Jusqu’où ira le baril ?

Publié le 29 mars 2005 Lecture : 2 minutes.

Le niveau extraordinairement élevé des prix du pétrole depuis de très nombreux mois ne peut plus être interprété comme un simple « accident », consécutif à la guerre d’Irak et à ses avatars. Installés depuis peu nettement en dessus de 50 dollars le baril, parfois même à peine en dessous de 60 dollars comme pendant la seconde partie du mois de mars, les cours du brut n’ont, depuis un an et demi, plus aucun rapport avec la fourchette des 22-28 dollars qui constitue théoriquement l’objectif tarifaire poursuivi par l’Opep (Organisation des pays exportateurs de pétrole).
C’est tellement évident que plusieurs États membres de l’organisation, à commencer par le Venezuela d’Hugo Chávez, ont déjà fait savoir qu’ils considéraient désormais que le prix d’équilibre du brut devrait être bientôt fortement réévalué. Il se situera quelque part entre 40 et 50 dollars le baril au minimum en 2005, affirmait récemment l’homme fort du cartel, le Saoudien Ali al-Naimi. Et d’aucuns d’évoquer pour les années, sinon les mois à venir, un pétrole à 80, voire 100 dollars le baril.
Les pays producteurs ne manquent pas d’arguments pour soutenir leur position. Car si, en l’absence de pénurie réelle ou même probable, une bonne part de la hausse actuelle est due à la spéculation qu’entretiennent les initiatives américaines belliqueuses en Irak et ailleurs, elle n’est pas pour autant entièrement attribuable à cet élément destiné – on peut l’espérer – à disparaître. La baisse spectaculaire, depuis deux ans, de la monnaie de compte du commerce de l’or noir, le dollar, pousse évidemment les cours à grimper, car les différents opérateurs ne veulent pas perdre de leur pouvoir d’achat. Et, de plus, en monnaie constante, le pétrole n’est pas aujourd’hui hors de prix par rapport à ce qu’il valait il y a un quart de siècle, bien au contraire. Cela alors même que les producteurs – les États comme les compagnies internationales – ont plutôt réduit, malgré leurs revenus colossaux, leurs investissements dans l’exploration et la mise en valeur de nouveaux gisements.

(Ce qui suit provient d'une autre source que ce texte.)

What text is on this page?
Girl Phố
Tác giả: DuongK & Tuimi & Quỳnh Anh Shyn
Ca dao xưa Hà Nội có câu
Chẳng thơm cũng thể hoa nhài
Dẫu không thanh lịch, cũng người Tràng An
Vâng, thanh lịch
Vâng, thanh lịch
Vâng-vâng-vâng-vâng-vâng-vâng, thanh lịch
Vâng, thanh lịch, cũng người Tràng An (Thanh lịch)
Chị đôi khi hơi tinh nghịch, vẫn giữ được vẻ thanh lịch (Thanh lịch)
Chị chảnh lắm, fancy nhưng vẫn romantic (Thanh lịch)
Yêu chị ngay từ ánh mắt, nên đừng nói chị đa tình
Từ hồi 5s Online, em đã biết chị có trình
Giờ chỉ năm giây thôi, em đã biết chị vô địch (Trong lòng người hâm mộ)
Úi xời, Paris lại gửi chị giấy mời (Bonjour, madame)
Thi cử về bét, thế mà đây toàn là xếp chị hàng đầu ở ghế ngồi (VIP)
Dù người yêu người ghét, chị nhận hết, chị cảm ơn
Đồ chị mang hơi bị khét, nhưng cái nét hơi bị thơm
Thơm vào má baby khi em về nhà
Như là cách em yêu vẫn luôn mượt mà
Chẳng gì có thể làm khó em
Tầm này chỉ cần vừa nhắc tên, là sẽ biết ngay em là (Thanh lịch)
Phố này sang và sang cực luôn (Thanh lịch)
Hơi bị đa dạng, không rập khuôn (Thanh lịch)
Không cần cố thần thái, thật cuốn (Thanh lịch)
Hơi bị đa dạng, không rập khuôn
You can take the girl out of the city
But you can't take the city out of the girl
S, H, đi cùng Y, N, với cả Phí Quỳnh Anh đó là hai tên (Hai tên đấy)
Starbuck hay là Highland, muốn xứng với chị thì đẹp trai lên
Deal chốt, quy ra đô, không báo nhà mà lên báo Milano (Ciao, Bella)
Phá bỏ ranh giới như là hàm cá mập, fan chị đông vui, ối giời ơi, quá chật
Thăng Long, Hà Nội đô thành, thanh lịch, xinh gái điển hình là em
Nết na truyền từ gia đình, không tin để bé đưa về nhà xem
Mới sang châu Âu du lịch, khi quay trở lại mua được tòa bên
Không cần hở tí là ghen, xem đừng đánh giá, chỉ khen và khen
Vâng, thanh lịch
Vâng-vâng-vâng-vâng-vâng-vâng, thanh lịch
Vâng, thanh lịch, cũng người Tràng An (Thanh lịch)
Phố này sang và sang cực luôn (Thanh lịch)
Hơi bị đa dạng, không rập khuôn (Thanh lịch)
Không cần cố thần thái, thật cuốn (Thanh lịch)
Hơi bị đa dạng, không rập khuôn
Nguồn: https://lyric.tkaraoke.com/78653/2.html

Faut-il donc considérer que nous sommes entrés dans l’ère du pétrole cher, et même très cher pour tous les pays consommateurs du Sud, les premiers pénalisés ? Et que nous assistons, trente ans après le premier « choc pétrolier », à une nouvelle prise de pouvoir durable de l’Opep sur le marché ? Il serait hasardeux de répondre par l’affirmative à ces deux questions. D’abord parce que les « fondamentaux » du marché ne vont pas dans ce sens, même à long terme : il y avait trente-quatre ans de réserves en fonction de la consommation effective en 1972, il y en a environ quarante aujourd’hui ! Et il faut savoir que si les prix continuaient de s’envoler, cela rentabiliserait l’exploitation des schistes bitumineux, et l’horizon des réserves s’éloignerait encore plus. En outre, il est évident que l’Opep n’a guère de prise sur le marché, ne faisant qu’appliquer depuis deux ans la célèbre maxime de Cocteau : « Puisque ces événements nous dépassent, feignons d’en être les organisateurs. » Voilà pourquoi, sauf nouvel imprévu, il ne faut rien exclure, pas même un retour à des prix plus modérés – entre 30 et 40 dollars ? – d’ici à la fin de l’année.